French-Burr’s life is surrounded by heritage, stories and nature. As a storyteller, she shares these stories, hoping to inspire others to find their connections to people and place themselves through stories. From writing her own interpretations of heritage tales and folklore to verse, Jodi often tells stories in places where history has happened and wildflowers grow. She also creates tales based on her own life experiences. Often using storytelling in her work as an interpretive ranger for the National Park Service, French-Burr shares heritage whenever she can.

“Everyone has a story to tell, a story to preserve,” she says. French-Burr is the founder of the West Virginia Storytelling Guild and the 2001 recipient of the guild’s Bob McWhorter Award.

A retired educator and active storyteller, Dadisman has been sharing stories about her beloved mountains for over 50 years. Although she considers herself an Appalachian storyteller, she also enjoys telling folk tales from around the world and frequently presents programs that combine true stories with tales, myths, legends and family stories seasoned with smiles and sometimes tears.

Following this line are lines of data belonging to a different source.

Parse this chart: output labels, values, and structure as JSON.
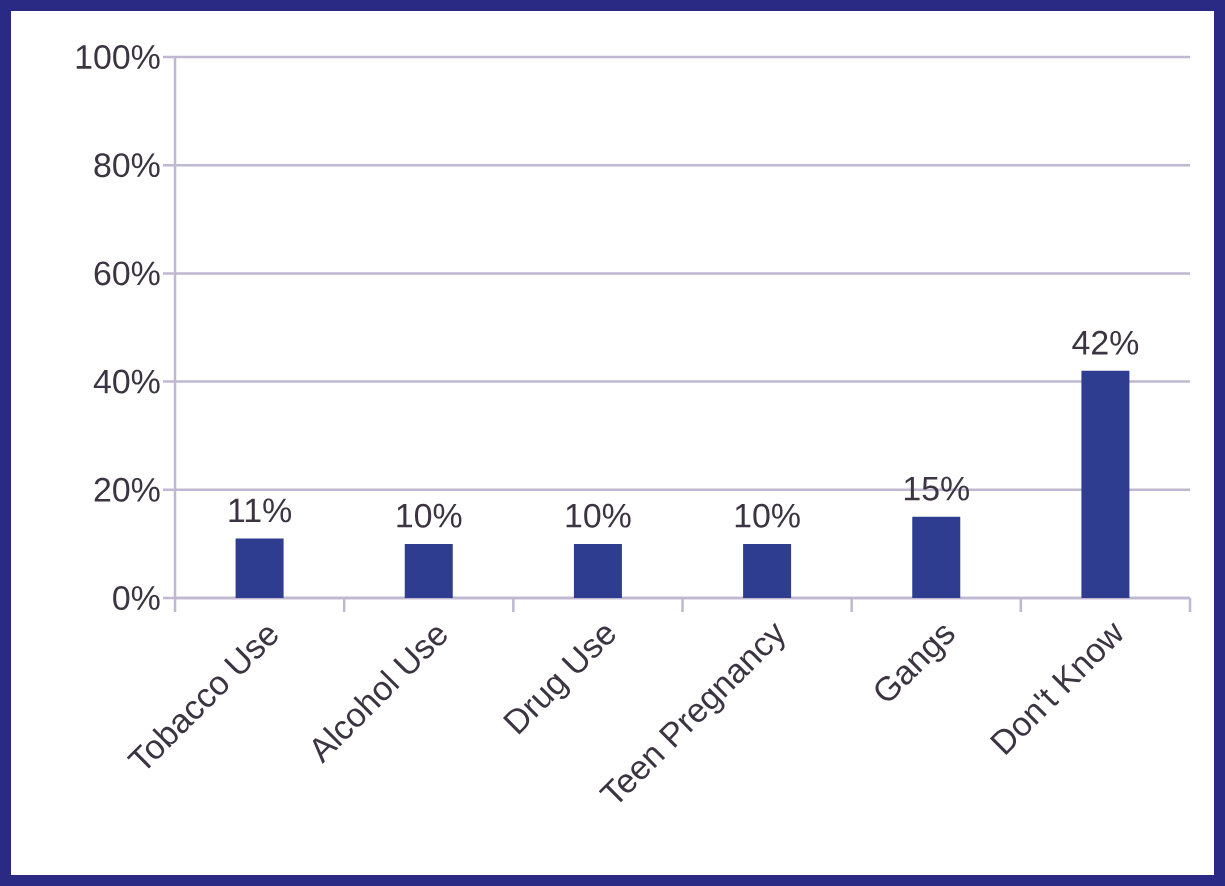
{
  "chart_data": {
    "type": "bar",
    "categories": [
      "Tobacco Use",
      "Alcohol Use",
      "Drug Use",
      "Teen Pregnancy",
      "Gangs",
      "Don't Know"
    ],
    "values": [
      11,
      10,
      10,
      10,
      15,
      42
    ],
    "value_labels": [
      "11%",
      "10%",
      "10%",
      "10%",
      "15%",
      "42%"
    ],
    "color": "#2e3d8f",
    "ylim": [
      0,
      100
    ],
    "yticks": [
      {
        "value": 0,
        "label": "0%"
      },
      {
        "value": 20,
        "label": "20%"
      },
      {
        "value": 40,
        "label": "40%"
      },
      {
        "value": 60,
        "label": "60%"
      },
      {
        "value": 80,
        "label": "80%"
      },
      {
        "value": 100,
        "label": "100%"
      }
    ],
    "grid": "y"
  }
}
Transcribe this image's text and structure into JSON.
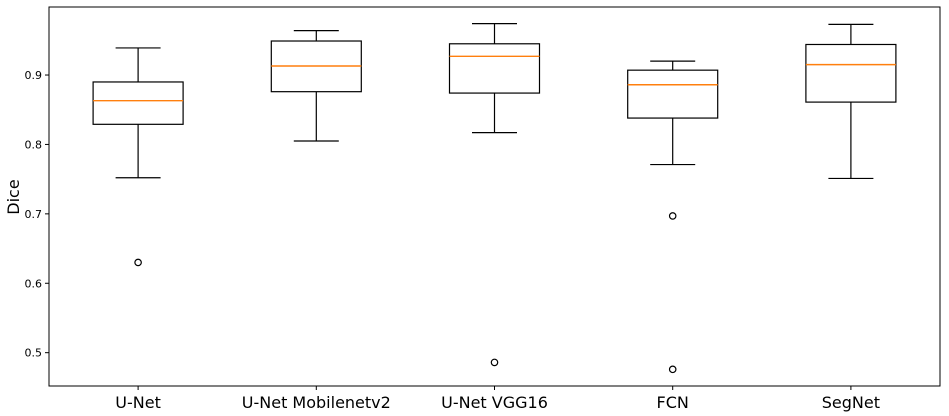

For nearly two decades, she and June Riffle starred as the Mountain Echoes, a tandem storytelling duo that promoted Appalachian culture and heritage, especially in their home state. Today, she is a solo storyteller who offers workshops and performances that weave memories and imagination through oral and written traditions.

Dadisman is dedicated to preserving its mountain heritage and promoting an understanding of who we are as West Virginia. In 2011, she received the coveted Teacher of the Year award from the WVU Eberly College of Arts and Sciences. She is also active in the West Virginia Storytelling Guild.